Author: Karen van den Bergh
There are few functions inside a business that carry as much weight, yet receive as little strategic attention, as payroll. When it works, no one notices. When it doesn’t, everyone does.
Payroll is not simply about paying salaries. It sits at the intersection of compliance, financial control, employee trust, and operational stability. One mistake can ripple far beyond the payslip, into morale, reputation, and even regulatory exposure.
Yet many organisations still treat payroll as administrative work rather than the risk-managed discipline it truly is.
Let’s talk through the commandments every employer should live by.
First: Payroll is not just admin.
It’s governance.
Globally, studies suggest that nearly 40% of small to medium-sized businesses incur payroll penalties each year due to errors or non-compliance. This is an unnecessary expense for the business that could have been avoided with the right level of oversight.
Second: Accountability must be crystal clear.
When payroll responsibility is vaguely shared between HR, finance, and management, gaps appear. And payroll has no tolerance for gaps. In our experience, the healthiest organisations appoint a clear payroll owner, someone empowered to enforce deadlines, validate data, and escalate risks before they become disasters. Because if everyone owns payroll… no one really does.
Third: Never automate what you don’t understand.
Technology has transformed payroll, and rightly so. Automation reduces manual errors and saves enormous time. But here is the uncomfortable truth: automation doesn’t fix broken processes, it accelerates them. So, if your inputs are wrong, your system will produce beautifully formatted mistakes at scale.
Before switching on AI tools or advanced payroll platforms, ensure your processes are sound, your rules are clear, and your approvals are disciplined. Speed without control is not efficiency, it’s exposure.
Fourth: Respect the deadlines. Religiously.
Late approvals are one of the most common causes of payroll errors. A missed overtime file, an unconfirmed commission sheet, or a forgotten termination can undo weeks of preparation. And the result? Perfectly processed payroll, for the wrong amounts.
Remember, payroll operates on immovable timelines. SARS, benefit providers, and statutory bodies are not known for their flexibility.
Fifth: Document everything.
If only one person understands how payroll runs, your business is already vulnerable. People resign. They go on leave. Life happens. Strong payroll environments are built on documented processes, cross-training, and internal controls – not institutional memory. Think of documentation as insurance you hope you never need.
Sixth: Fear compliance more than complaints.
Employees may forgive the occasional delay if communication is transparent. Regulators will not.
Across many jurisdictions, payroll-related penalties continue to rise as governments tighten enforcement. South Africa is no exception, from PAYE submissions to UIF and COID obligations, the compliance net is widening.
A frustrated employee is uncomfortable. A compliance audit is existential. Choose your discomfort wisely.
Seventh: Question bad data immediately.
“Garbage in, garbage out” isn’t a system flaw, it’s often a leadership signal. Incorrect employee information, outdated salary structures, and unmanaged changes usually point to weak internal discipline rather than software limitations.

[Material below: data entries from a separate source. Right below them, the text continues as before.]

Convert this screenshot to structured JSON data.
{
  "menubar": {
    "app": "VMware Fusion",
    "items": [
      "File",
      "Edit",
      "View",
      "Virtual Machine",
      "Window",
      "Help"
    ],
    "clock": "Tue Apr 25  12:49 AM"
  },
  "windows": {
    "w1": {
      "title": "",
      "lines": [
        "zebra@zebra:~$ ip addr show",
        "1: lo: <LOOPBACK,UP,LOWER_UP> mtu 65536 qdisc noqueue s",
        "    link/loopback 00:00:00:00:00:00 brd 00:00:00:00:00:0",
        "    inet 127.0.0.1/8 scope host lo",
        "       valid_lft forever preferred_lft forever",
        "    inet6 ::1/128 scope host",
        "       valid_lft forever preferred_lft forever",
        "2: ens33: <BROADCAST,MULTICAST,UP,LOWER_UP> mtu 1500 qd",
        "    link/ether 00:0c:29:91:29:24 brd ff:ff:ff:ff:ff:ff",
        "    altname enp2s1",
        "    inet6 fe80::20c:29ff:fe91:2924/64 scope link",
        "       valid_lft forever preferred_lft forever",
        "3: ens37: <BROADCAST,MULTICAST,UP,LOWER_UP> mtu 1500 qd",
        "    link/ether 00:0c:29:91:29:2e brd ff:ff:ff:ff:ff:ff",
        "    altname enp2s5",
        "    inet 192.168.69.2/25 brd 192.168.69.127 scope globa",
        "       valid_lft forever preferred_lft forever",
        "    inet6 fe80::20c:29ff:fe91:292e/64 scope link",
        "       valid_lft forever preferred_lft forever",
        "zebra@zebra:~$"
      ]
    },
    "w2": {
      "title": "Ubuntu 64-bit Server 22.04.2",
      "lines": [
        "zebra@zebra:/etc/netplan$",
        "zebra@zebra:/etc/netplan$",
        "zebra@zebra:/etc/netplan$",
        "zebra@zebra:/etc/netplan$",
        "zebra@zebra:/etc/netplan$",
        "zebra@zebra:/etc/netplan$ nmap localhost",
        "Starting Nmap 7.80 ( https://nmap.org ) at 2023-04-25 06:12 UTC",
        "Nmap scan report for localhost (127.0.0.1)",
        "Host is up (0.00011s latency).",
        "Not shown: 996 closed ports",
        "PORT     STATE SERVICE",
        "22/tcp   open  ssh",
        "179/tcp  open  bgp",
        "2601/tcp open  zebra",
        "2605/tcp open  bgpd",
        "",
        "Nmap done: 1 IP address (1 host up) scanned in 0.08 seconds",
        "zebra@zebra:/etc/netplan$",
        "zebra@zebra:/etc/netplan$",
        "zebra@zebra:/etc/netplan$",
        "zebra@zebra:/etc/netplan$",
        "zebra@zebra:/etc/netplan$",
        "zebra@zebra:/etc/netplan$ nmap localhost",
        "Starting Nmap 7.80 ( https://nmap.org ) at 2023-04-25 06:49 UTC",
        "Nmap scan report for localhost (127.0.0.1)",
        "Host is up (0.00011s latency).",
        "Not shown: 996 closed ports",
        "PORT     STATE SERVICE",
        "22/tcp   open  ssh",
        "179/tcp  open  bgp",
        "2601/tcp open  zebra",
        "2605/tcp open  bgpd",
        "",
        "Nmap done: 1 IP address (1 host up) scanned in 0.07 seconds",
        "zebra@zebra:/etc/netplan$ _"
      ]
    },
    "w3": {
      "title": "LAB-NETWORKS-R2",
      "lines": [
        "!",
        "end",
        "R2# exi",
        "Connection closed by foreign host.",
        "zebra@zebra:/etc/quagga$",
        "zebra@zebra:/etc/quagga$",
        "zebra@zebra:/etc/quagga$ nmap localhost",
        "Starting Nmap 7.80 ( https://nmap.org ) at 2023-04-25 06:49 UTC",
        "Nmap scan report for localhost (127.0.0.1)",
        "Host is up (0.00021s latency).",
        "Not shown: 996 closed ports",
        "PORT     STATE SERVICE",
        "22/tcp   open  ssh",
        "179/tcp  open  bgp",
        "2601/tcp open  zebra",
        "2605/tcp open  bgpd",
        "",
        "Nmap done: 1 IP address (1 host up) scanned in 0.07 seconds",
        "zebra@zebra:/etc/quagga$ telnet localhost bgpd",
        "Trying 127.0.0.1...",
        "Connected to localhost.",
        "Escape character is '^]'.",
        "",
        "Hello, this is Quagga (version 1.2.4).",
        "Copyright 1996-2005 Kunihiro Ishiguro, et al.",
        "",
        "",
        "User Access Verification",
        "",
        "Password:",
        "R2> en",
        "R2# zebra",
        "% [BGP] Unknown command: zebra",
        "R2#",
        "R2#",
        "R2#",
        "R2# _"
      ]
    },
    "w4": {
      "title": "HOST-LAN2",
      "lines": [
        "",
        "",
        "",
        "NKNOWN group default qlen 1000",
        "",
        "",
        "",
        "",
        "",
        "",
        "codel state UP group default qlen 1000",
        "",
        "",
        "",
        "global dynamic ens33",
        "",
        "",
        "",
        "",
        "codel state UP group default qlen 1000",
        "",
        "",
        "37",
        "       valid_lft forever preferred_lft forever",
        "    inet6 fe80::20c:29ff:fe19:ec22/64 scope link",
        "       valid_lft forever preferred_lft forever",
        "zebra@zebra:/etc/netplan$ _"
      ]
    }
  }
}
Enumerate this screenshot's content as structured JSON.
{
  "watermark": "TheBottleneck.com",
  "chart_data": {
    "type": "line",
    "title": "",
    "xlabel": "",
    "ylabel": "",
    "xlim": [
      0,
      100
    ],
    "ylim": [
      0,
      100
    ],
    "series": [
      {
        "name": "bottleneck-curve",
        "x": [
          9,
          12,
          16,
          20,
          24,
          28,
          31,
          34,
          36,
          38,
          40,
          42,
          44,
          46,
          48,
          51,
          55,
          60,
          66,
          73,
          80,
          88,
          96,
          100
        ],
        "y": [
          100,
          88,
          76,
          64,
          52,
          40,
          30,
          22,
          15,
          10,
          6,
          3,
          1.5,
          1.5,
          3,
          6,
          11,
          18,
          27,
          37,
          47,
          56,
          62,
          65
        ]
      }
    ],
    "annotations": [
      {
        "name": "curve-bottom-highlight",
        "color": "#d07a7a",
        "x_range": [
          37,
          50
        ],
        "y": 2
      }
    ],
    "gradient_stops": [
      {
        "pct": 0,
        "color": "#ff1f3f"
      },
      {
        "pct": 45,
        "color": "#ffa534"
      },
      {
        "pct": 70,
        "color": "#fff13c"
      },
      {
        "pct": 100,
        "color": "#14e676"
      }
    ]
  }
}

Healthy organisations create a culture where payroll teams are encouraged, expected, even, to challenge questionable inputs. Silence protects no one.
Eighth: Never choose price over protection.
Cheap payroll can become extraordinarily expensive when something goes wrong. Consider the cost of underpaid taxes, backdated benefit corrections, legal disputes, or reputational damage. Suddenly the “saving” disappears many times over. Payroll is one of the few business functions where reliability matters far more than bargain pricing.
Ninth: Give payroll a voice at the table.
Payroll teams often see organisational risk before leadership does, unusual pay patterns, policy inconsistencies, compliance drift. But if they feel unable to escalate concerns, those early warning signs stay buried.
Organisations that invite payroll into strategic conversations build trust not only internally, but with their workforce. Escalation is not negativity, it’s stewardship.
Finally, and perhaps most importantly, remember what payroll really funds.
Not just salaries, rent, school fees, medical care, groceries, transport, security, and dignity. For most employees, payday is not a transaction, it’s stability. When you view payroll through that lens, priorities shift quickly.
Break these commandments, and payroll will remind you…usually on the 25th! And while the reminder may arrive as a flood of emails, a spike in HR queries, or a compliance notice, the real cost is often quieter: the erosion of trust.
The good news? Payroll excellence is entirely achievable. It requires clarity, ownership, discipline, and the willingness to treat payroll not as a back-office function, but as a cornerstone of responsible business.
Because in the end, payroll doesn’t just pay people. It tells them exactly how much your organisation values getting the important things right.